In the equation $x^3+y^3=(x+y)^2$, solve for $x$ and $y$ in integers.
So far, I factorized and cancelled out a copy of $(x+y)$ on both sides, leaving me with $x+y=x^2-xy+y^2$. Then, I added $xy+1$ on both sides, and got $(x+1)(y+1)=x^2+y^2+1$. I can't continue from this point.
On
The simplified expression that you obtained defines an ellipse:
Additionally, the line $y=-x$ also satisfies the relation and so, apart from the solutions already found on the elipse ($(0,0), (1,0), (0,1),(2,1),(1,2)$ and $(2,2)$), you also get all points of the form $(n,-n), n \in \mathbb{Z}$.
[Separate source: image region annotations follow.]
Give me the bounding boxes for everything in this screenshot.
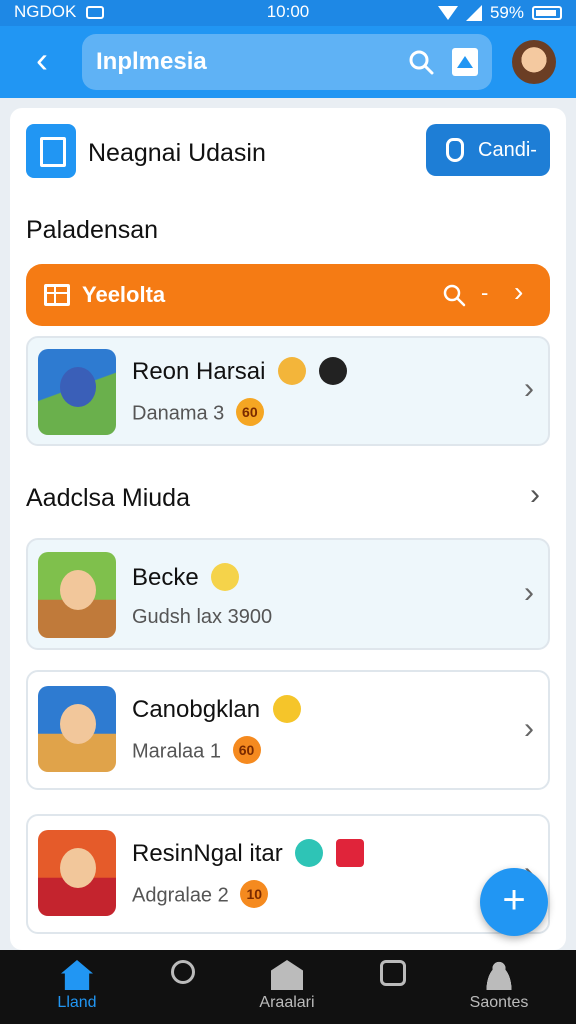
chevron-right-icon[interactable]: › bbox=[524, 576, 534, 610]
game-thumbnail bbox=[38, 552, 116, 638]
list-item[interactable]: Becke Gudsh lax 3900 › bbox=[26, 538, 550, 650]
game-sub: Adgralae 2 10 bbox=[132, 880, 269, 910]
avatar[interactable] bbox=[512, 40, 556, 84]
game-thumbnail bbox=[38, 830, 116, 916]
cta-label: Candi- bbox=[478, 139, 537, 161]
game-sub-text: Maralaa 1 bbox=[132, 740, 221, 763]
page-title: Neagnai Udasin bbox=[88, 139, 266, 167]
add-button[interactable]: + bbox=[480, 868, 548, 936]
character-image bbox=[60, 367, 96, 407]
signal-icon bbox=[465, 5, 482, 21]
chevron-right-icon[interactable]: › bbox=[514, 276, 523, 308]
game-name-text: ResinNgal itar bbox=[132, 840, 283, 867]
header-row: Neagnai Udasin Candi- bbox=[26, 124, 550, 178]
battery-percent: 59% bbox=[489, 3, 524, 22]
image-search-icon[interactable] bbox=[452, 48, 478, 76]
section-header-2[interactable]: Aadclsa Miuda › bbox=[26, 476, 550, 516]
nav-label: Saontes bbox=[469, 994, 529, 1011]
search-icon[interactable] bbox=[408, 49, 434, 75]
game-name: Canobgklan bbox=[132, 694, 301, 725]
nav-label: Araalari bbox=[259, 994, 315, 1011]
score-badge: 60 bbox=[235, 398, 264, 426]
character-image bbox=[60, 704, 96, 744]
game-name: Becke bbox=[132, 562, 240, 593]
wifi-icon bbox=[437, 6, 458, 20]
document-icon bbox=[26, 124, 76, 178]
search-text: Inplmesia bbox=[96, 48, 207, 75]
game-sub: Maralaa 1 60 bbox=[132, 736, 261, 766]
grid-icon bbox=[44, 284, 70, 306]
emoji-badge-icon bbox=[278, 356, 307, 385]
game-name-text: Becke bbox=[132, 564, 199, 591]
search-icon bbox=[171, 960, 195, 984]
search-input[interactable]: Inplmesia bbox=[82, 34, 492, 90]
nav-item-store[interactable]: Araalari bbox=[232, 960, 342, 1020]
list-item-featured[interactable]: Reon Harsai Danama 3 60 › bbox=[26, 336, 550, 446]
chevron-right-icon[interactable]: › bbox=[524, 372, 534, 406]
game-name-text: Reon Harsai bbox=[132, 358, 266, 385]
emoji-badge-icon bbox=[211, 562, 240, 591]
filter-bar[interactable]: Yeelolta - › bbox=[26, 264, 550, 326]
emoji-badge-icon bbox=[272, 694, 301, 723]
chevron-right-icon[interactable]: › bbox=[530, 478, 540, 512]
nav-item-profile[interactable]: Saontes bbox=[444, 960, 554, 1020]
list-item[interactable]: ResinNgal itar Adgralae 2 10 › bbox=[26, 814, 550, 934]
score-badge: 60 bbox=[232, 736, 261, 764]
clock-icon bbox=[380, 960, 406, 986]
game-sub-text: Danama 3 bbox=[132, 402, 225, 425]
app-bar: ‹ Inplmesia bbox=[0, 26, 576, 98]
list-item[interactable]: Canobgklan Maralaa 1 60 › bbox=[26, 670, 550, 790]
nav-item-history[interactable] bbox=[338, 960, 448, 1020]
game-sub-text: Adgralae 2 bbox=[132, 884, 229, 907]
main-content: Neagnai Udasin Candi- Paladensan Yeelolt… bbox=[10, 108, 566, 950]
status-bar: NGDOK 10:00 59% bbox=[0, 0, 576, 26]
character-image bbox=[60, 848, 96, 888]
score-badge: 10 bbox=[240, 880, 269, 908]
game-name-text: Canobgklan bbox=[132, 696, 261, 723]
emoji-badge-icon bbox=[295, 838, 324, 867]
nav-label: Lland bbox=[57, 994, 97, 1011]
game-sub: Danama 3 60 bbox=[132, 398, 264, 428]
nav-item-search[interactable] bbox=[128, 960, 238, 1020]
nav-item-home[interactable]: Lland bbox=[22, 960, 132, 1020]
bottom-nav: Lland Araalari Saontes bbox=[0, 950, 576, 1024]
store-icon bbox=[271, 960, 303, 990]
hand-icon bbox=[446, 138, 464, 162]
section-title-2: Aadclsa Miuda bbox=[26, 484, 190, 512]
search-icon[interactable] bbox=[442, 283, 466, 307]
game-name: ResinNgal itar bbox=[132, 838, 365, 869]
game-sub-text: Gudsh lax 3900 bbox=[132, 606, 273, 628]
emoji-badge-icon bbox=[318, 356, 347, 385]
battery-icon bbox=[532, 6, 562, 20]
section-title-1: Paladensan bbox=[26, 216, 159, 244]
game-thumbnail bbox=[38, 686, 116, 772]
game-thumbnail bbox=[38, 349, 116, 435]
game-name: Reon Harsai bbox=[132, 356, 347, 387]
home-icon bbox=[61, 960, 93, 990]
back-button[interactable]: ‹ bbox=[24, 42, 60, 82]
cta-button[interactable]: Candi- bbox=[426, 124, 550, 176]
chevron-right-icon[interactable]: › bbox=[524, 712, 534, 746]
game-sub: Gudsh lax 3900 bbox=[132, 606, 272, 629]
character-image bbox=[60, 570, 96, 610]
status-right: 59% bbox=[437, 3, 562, 23]
filter-label: Yeelolta bbox=[82, 282, 166, 307]
emoji-badge-icon bbox=[336, 838, 365, 867]
person-icon bbox=[483, 960, 515, 990]
filter-separator: - bbox=[481, 280, 489, 305]
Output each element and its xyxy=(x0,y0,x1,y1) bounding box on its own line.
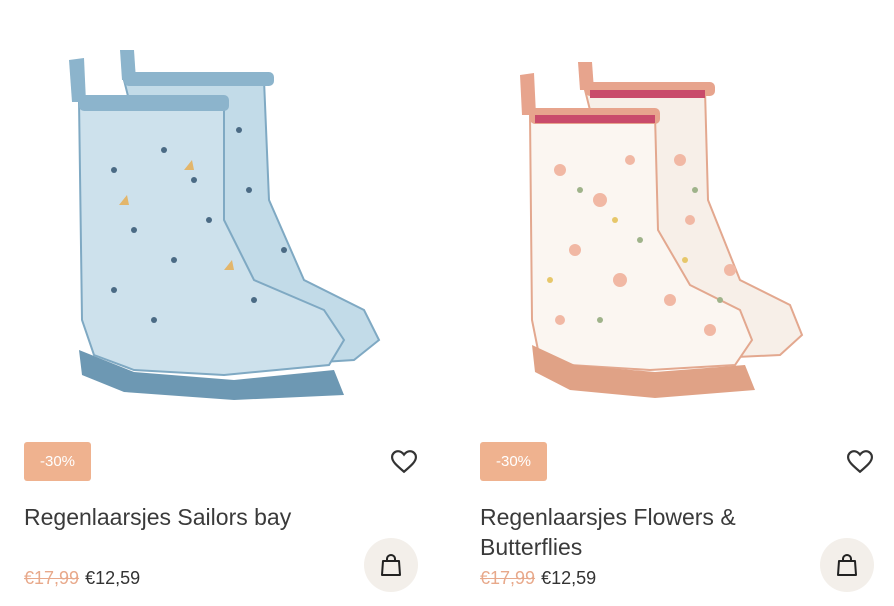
discount-badge: -30% xyxy=(24,442,91,481)
old-price: €17,99 xyxy=(480,568,536,588)
wishlist-button[interactable] xyxy=(390,448,418,476)
shopping-bag-icon xyxy=(837,553,857,576)
new-price: €12,59 xyxy=(541,568,597,588)
product-card[interactable]: -30% Regenlaarsjes Sailors bay €17,99 €12… xyxy=(24,0,444,606)
product-title[interactable]: Regenlaarsjes Flowers & Butterflies xyxy=(480,502,780,562)
discount-badge: -30% xyxy=(480,442,547,481)
rain-boots-sailors-image xyxy=(69,50,381,400)
product-title[interactable]: Regenlaarsjes Sailors bay xyxy=(24,502,324,532)
price-row: €17,99 €12,59 xyxy=(24,568,140,589)
heart-icon xyxy=(847,450,873,474)
product-image[interactable] xyxy=(24,20,424,420)
old-price: €17,99 xyxy=(24,568,80,588)
product-card[interactable]: -30% Regenlaarsjes Flowers & Butterflies… xyxy=(480,0,894,606)
price-row: €17,99 €12,59 xyxy=(480,568,596,589)
heart-icon xyxy=(391,450,417,474)
rain-boots-flowers-image xyxy=(520,62,804,398)
product-image[interactable] xyxy=(480,20,880,420)
add-to-cart-button[interactable] xyxy=(364,538,418,592)
new-price: €12,59 xyxy=(85,568,141,588)
shopping-bag-icon xyxy=(381,553,401,576)
add-to-cart-button[interactable] xyxy=(820,538,874,592)
wishlist-button[interactable] xyxy=(846,448,874,476)
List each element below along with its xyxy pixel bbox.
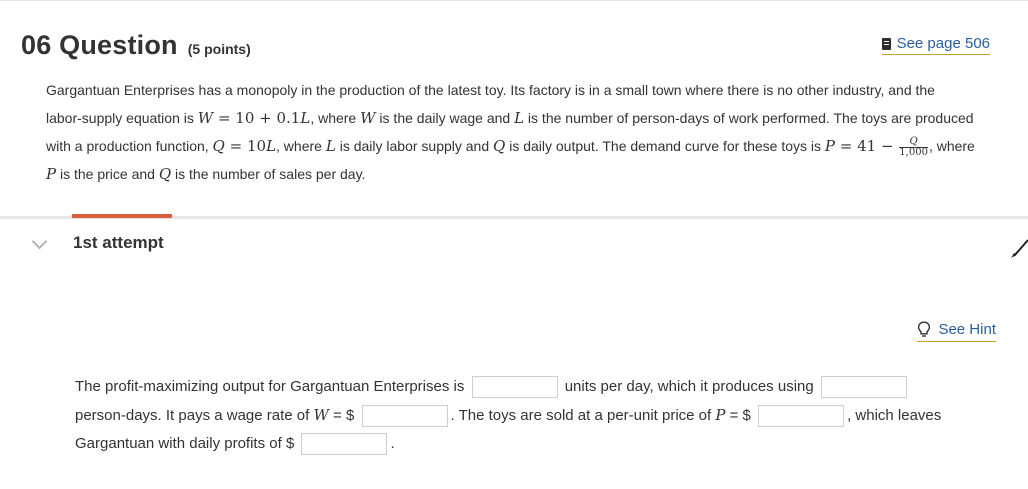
demand-fraction: Q 1,000 — [899, 135, 928, 158]
labor-input[interactable] — [820, 376, 907, 399]
attempt-label: 1st attempt — [73, 233, 164, 252]
question-line-2: labor-supply equation is W = 10 + 0.1L, … — [46, 109, 974, 127]
see-page-label: See page 506 — [896, 35, 990, 52]
question-line-3: with a production function, Q = 10L, whe… — [46, 135, 975, 158]
question-title: 06 Question — [21, 30, 178, 60]
answer-block: The profit-maximizing output for Gargant… — [75, 373, 1005, 458]
answer-line-1: The profit-maximizing output for Gargant… — [75, 373, 1005, 401]
see-page-link[interactable]: See page 506 — [881, 35, 990, 55]
see-hint-label: See Hint — [938, 321, 996, 338]
see-hint-link[interactable]: See Hint — [917, 321, 996, 342]
output-input[interactable] — [471, 376, 558, 399]
price-input[interactable] — [758, 405, 845, 428]
question-points: (5 points) — [187, 41, 251, 57]
answer-line-3: Gargantuan with daily profits of $ . — [75, 430, 1005, 458]
question-line-4: P is the price and Q is the number of sa… — [46, 165, 366, 183]
question-header: 06 Question (5 points) — [21, 30, 251, 61]
profit-input[interactable] — [301, 433, 388, 456]
answer-line-2: person-days. It pays a wage rate of W = … — [75, 401, 1005, 430]
wage-input[interactable] — [361, 405, 448, 428]
chevron-down-icon[interactable] — [31, 233, 48, 250]
question-line-1: Gargantuan Enterprises has a monopoly in… — [46, 82, 935, 98]
top-divider — [0, 0, 1028, 1]
book-icon — [881, 37, 891, 50]
edit-pencil-icon[interactable] — [1008, 236, 1028, 258]
question-body: Gargantuan Enterprises has a monopoly in… — [46, 76, 1016, 188]
attempt-tab-indicator — [72, 214, 172, 218]
lightbulb-icon — [918, 321, 931, 337]
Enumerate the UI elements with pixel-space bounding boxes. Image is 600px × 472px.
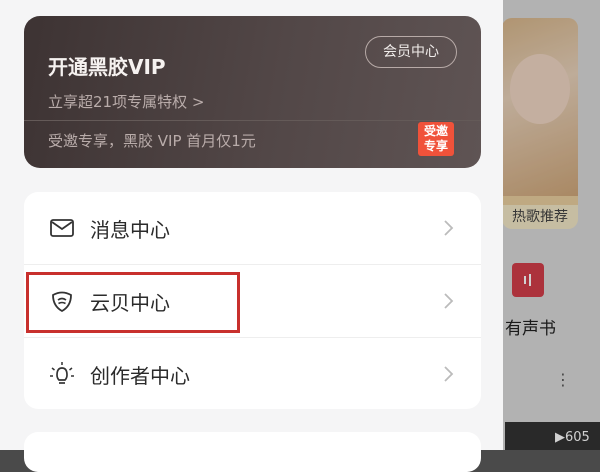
- chevron-right-icon: [439, 364, 459, 384]
- vip-divider: [24, 120, 481, 121]
- drawer-scrim[interactable]: [500, 0, 600, 450]
- menu-item-label: 消息中心: [90, 217, 170, 242]
- vip-promo-card[interactable]: 开通黑胶VIP 立享超21项专属特权 > 会员中心 受邀专享，黑胶 VIP 首月…: [24, 16, 481, 168]
- invite-exclusive-badge: 受邀 专享: [418, 122, 454, 156]
- highlight-annotation-box: [26, 272, 240, 333]
- chevron-right-icon: [439, 218, 459, 238]
- menu-item-creator-center[interactable]: 创作者中心: [24, 338, 481, 410]
- next-menu-card: [24, 432, 481, 472]
- badge-line-1: 受邀: [423, 124, 448, 138]
- mail-icon: [48, 214, 76, 242]
- vip-subtitle[interactable]: 立享超21项专属特权 >: [48, 91, 204, 112]
- menu-item-messages[interactable]: 消息中心: [24, 192, 481, 264]
- vip-promo-text: 受邀专享，黑胶 VIP 首月仅1元: [48, 132, 256, 150]
- badge-line-2: 专享: [423, 139, 448, 153]
- member-center-button[interactable]: 会员中心: [365, 36, 457, 68]
- menu-item-label: 创作者中心: [90, 363, 190, 388]
- lightbulb-icon: [48, 360, 76, 388]
- side-drawer: 开通黑胶VIP 立享超21项专属特权 > 会员中心 受邀专享，黑胶 VIP 首月…: [0, 0, 503, 472]
- chevron-right-icon: [439, 291, 459, 311]
- vip-title: 开通黑胶VIP: [48, 55, 166, 79]
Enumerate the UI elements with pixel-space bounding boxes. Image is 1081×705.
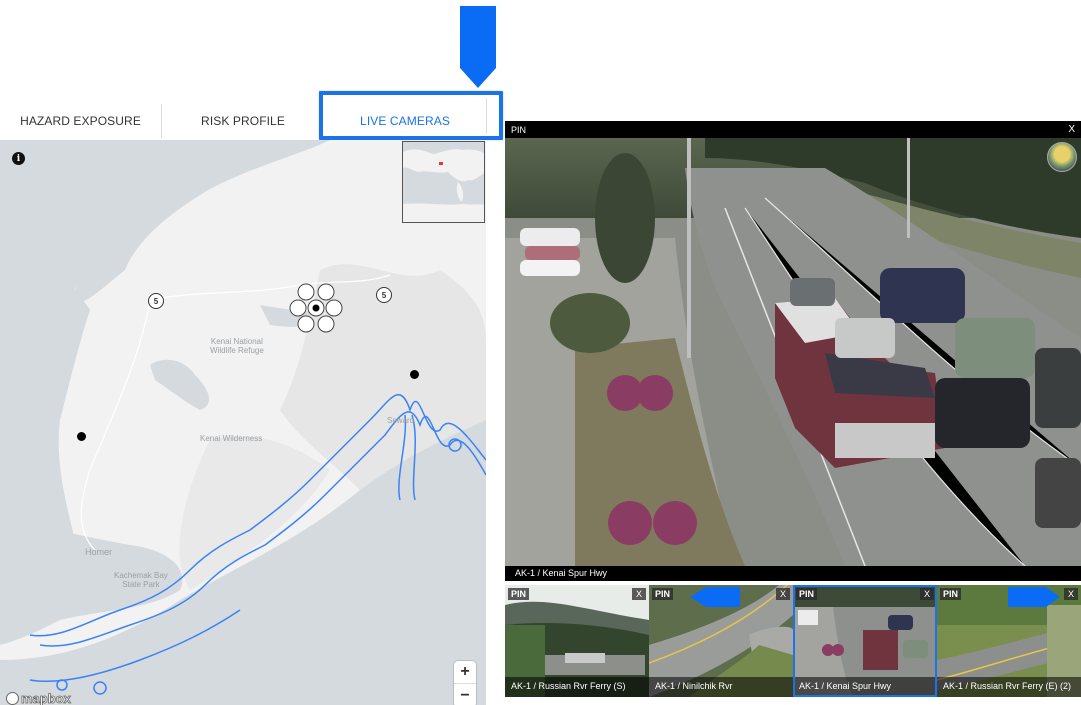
close-button[interactable]: X	[1063, 588, 1078, 600]
map-label-kenai-refuge: Kenai National Wildlife Refuge	[210, 337, 264, 355]
camera-cluster-badge[interactable]: 5	[376, 287, 392, 303]
thumbnail-caption: AK-1 / Ninilchik Rvr	[649, 677, 793, 697]
info-icon[interactable]: i	[12, 152, 25, 165]
annotation-arrow-right-icon	[1008, 587, 1060, 607]
mapbox-logo[interactable]: mapbox	[6, 691, 71, 705]
close-button[interactable]: X	[1068, 124, 1075, 135]
camera-thumbnail-strip: PIN X AK-1 / Russian Rvr Ferry (S) PIN X…	[505, 585, 1081, 697]
map-label-homer: Homer	[85, 547, 113, 557]
main-camera-viewer: PIN X AK-1 / Kenai Spur Hwy	[505, 121, 1081, 581]
zoom-in-button[interactable]: +	[454, 661, 476, 684]
camera-caption: AK-1 / Kenai Spur Hwy	[505, 566, 1081, 581]
overview-minimap[interactable]	[402, 141, 485, 223]
pin-button[interactable]: PIN	[796, 588, 818, 600]
pin-button[interactable]: PIN	[508, 588, 530, 600]
tab-risk-profile[interactable]: RISK PROFILE	[162, 104, 324, 138]
agency-logo-icon	[1047, 142, 1077, 172]
thumbnail-caption: AK-1 / Kenai Spur Hwy	[793, 677, 937, 697]
camera-cluster-badge[interactable]: 5	[148, 293, 164, 309]
tab-live-cameras[interactable]: LIVE CAMERAS	[323, 104, 487, 138]
camera-feed-image	[505, 138, 1081, 566]
zoom-control: + −	[454, 661, 476, 705]
map-label-kenai-wilderness: Kenai Wilderness	[200, 434, 263, 443]
pin-button[interactable]: PIN	[508, 124, 529, 136]
close-button[interactable]: X	[631, 588, 646, 600]
attribution-text: mapbox	[21, 691, 72, 705]
close-button[interactable]: X	[919, 588, 934, 600]
pin-button[interactable]: PIN	[940, 588, 962, 600]
map-label-kachemak-bay: Kachemak Bay State Park	[114, 571, 168, 589]
zoom-out-button[interactable]: −	[454, 684, 476, 705]
map-label-seward: Seward	[387, 416, 415, 425]
camera-marker[interactable]	[410, 370, 419, 379]
close-button[interactable]: X	[775, 588, 790, 600]
camera-thumbnail-selected[interactable]: PIN X AK-1 / Kenai Spur Hwy	[793, 585, 937, 697]
thumbnail-caption: AK-1 / Russian Rvr Ferry (S)	[505, 677, 649, 697]
camera-toolbar: PIN X	[505, 121, 1081, 138]
annotation-arrow-left-icon	[690, 587, 740, 607]
annotation-arrow-down-icon	[460, 6, 496, 88]
camera-marker[interactable]	[77, 432, 86, 441]
mapbox-icon	[6, 692, 19, 705]
tab-hazard-exposure[interactable]: HAZARD EXPOSURE	[0, 104, 162, 138]
camera-thumbnail[interactable]: PIN X AK-1 / Russian Rvr Ferry (S)	[505, 585, 649, 697]
map-view[interactable]: i Kenai National Wildlife Refuge Kenai W…	[0, 140, 486, 705]
thumbnail-caption: AK-1 / Russian Rvr Ferry (E) (2)	[937, 677, 1081, 697]
pin-button[interactable]: PIN	[652, 588, 674, 600]
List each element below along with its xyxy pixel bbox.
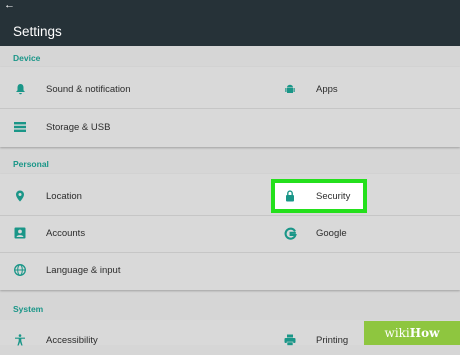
printing-label: Printing — [316, 334, 349, 346]
accounts-item[interactable]: Accounts — [13, 218, 85, 248]
google-item[interactable]: Google — [283, 218, 347, 248]
storage-icon — [13, 120, 27, 134]
accounts-label: Accounts — [46, 227, 86, 239]
android-icon — [283, 82, 297, 96]
top-bar: ← Settings — [0, 0, 460, 46]
section-header-personal: Personal — [13, 159, 49, 169]
accessibility-label: Accessibility — [46, 334, 98, 346]
sound-notification-item[interactable]: Sound & notification — [13, 74, 131, 104]
section-header-device: Device — [13, 53, 41, 63]
language-input-label: Language & input — [46, 264, 121, 276]
location-label: Location — [46, 190, 82, 202]
page-title: Settings — [13, 24, 62, 39]
google-label: Google — [316, 227, 347, 239]
apps-label: Apps — [316, 83, 338, 95]
back-arrow-icon[interactable]: ← — [4, 0, 15, 11]
globe-icon — [13, 263, 27, 277]
location-pin-icon — [13, 189, 27, 203]
lock-icon — [283, 189, 297, 203]
security-item[interactable]: Security — [283, 181, 350, 211]
storage-usb-label: Storage & USB — [46, 121, 111, 133]
security-label: Security — [316, 190, 351, 202]
wikihow-watermark: wiki How — [364, 321, 460, 345]
watermark-wiki: wiki — [384, 326, 410, 340]
location-item[interactable]: Location — [13, 181, 82, 211]
personal-divider-2 — [0, 252, 460, 253]
bell-icon — [13, 82, 27, 96]
google-icon — [283, 226, 297, 240]
language-input-item[interactable]: Language & input — [13, 255, 120, 285]
sound-notification-label: Sound & notification — [46, 83, 131, 95]
section-header-system: System — [13, 304, 44, 314]
personal-divider-1 — [0, 215, 460, 216]
account-icon — [13, 226, 27, 240]
apps-item[interactable]: Apps — [283, 74, 338, 104]
printing-item[interactable]: Printing — [283, 325, 348, 355]
accessibility-item[interactable]: Accessibility — [13, 325, 98, 355]
storage-usb-item[interactable]: Storage & USB — [13, 112, 110, 142]
device-divider — [0, 108, 460, 109]
watermark-how: How — [409, 326, 440, 340]
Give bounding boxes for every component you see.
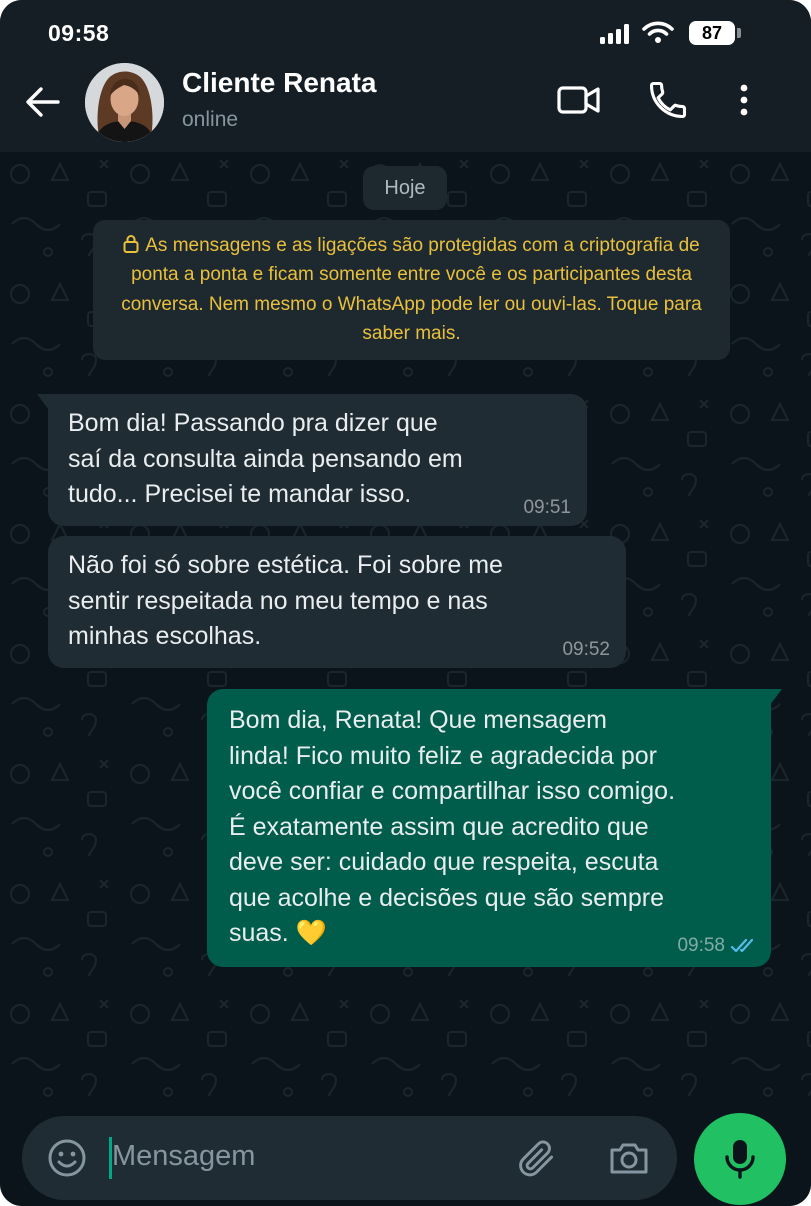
wifi-icon bbox=[642, 21, 674, 43]
battery-level: 87 bbox=[701, 23, 723, 43]
cellular-signal-icon bbox=[600, 24, 629, 44]
outgoing-message[interactable]: Bom dia, Renata! Que mensagem linda! Fic… bbox=[207, 689, 782, 967]
camera-icon bbox=[610, 1143, 648, 1174]
phone-screen: 09:58 87 Cliente Renata online Hoje As m… bbox=[0, 0, 811, 1206]
emoji-button[interactable] bbox=[46, 1137, 88, 1179]
video-camera-icon bbox=[557, 86, 600, 114]
message-text: Bom dia, Renata! Que mensagem linda! Fic… bbox=[229, 706, 676, 947]
message-input-field[interactable]: Mensagem bbox=[22, 1116, 677, 1200]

Let's write everything on one side and factor (and not discard infinite families of solutions). \begin{align*} x^3 + y^3 - (x+y)^2 &= 0 \\ (x+y)(y^2 - xy + x^2 -y -x) &= 0 \end{align*}
A product is zero when any factor is zero, so, from $x+y = 0$, we find the infinite family of solutions $$ y = -x \text{.} $$ Now we attack $y^2 - xy + x^2 -y -x = 0$. Note that this is the equation of an ellipse with major axis parallel to the line $y = x$ and centered at $(1,1)$. If you sketch that ellipse, you will find that it is in the box $\left[\frac{1}{3}(3 - 2 \sqrt{3}),\frac{1}{3}(3 + 2 \sqrt{3})\right] \times{}$ $\left[\frac{1}{3}(3 - 2 \sqrt{3}),\frac{1}{3}(3 + 2 \sqrt{3})\right]$. So we check the nine integer points in that box. (We could exclude $(1,1)$ since it is the center, but the automatic/unthinking way to proceed is to check every point in the box). \begin{align*} &x & &y & y^2 - xy + &x^2 -y -x & \\ \hline &0 & &0 & 0& &\checkmark \\ &0 & &1 & 0& &\checkmark \\ &0 & &2 & 2& & \\ &1 & &0 & 0& &\checkmark \\ &1 & &1 & -1& & \\ &1 & &2 & 0& &\checkmark \\ &2 & &0 & 2& & \\ &2 & &1 & 0& &\checkmark \\ &2 & &2 & 0& &\checkmark \\ \end{align*}
So the full solution set is $\{(x,y) \mid y = -x\} \cup {}$ $\{(0,0)$, $(0,1)$, $(1,0)$, $(1,2)$, $(2,1)$, $(2,2)\}$.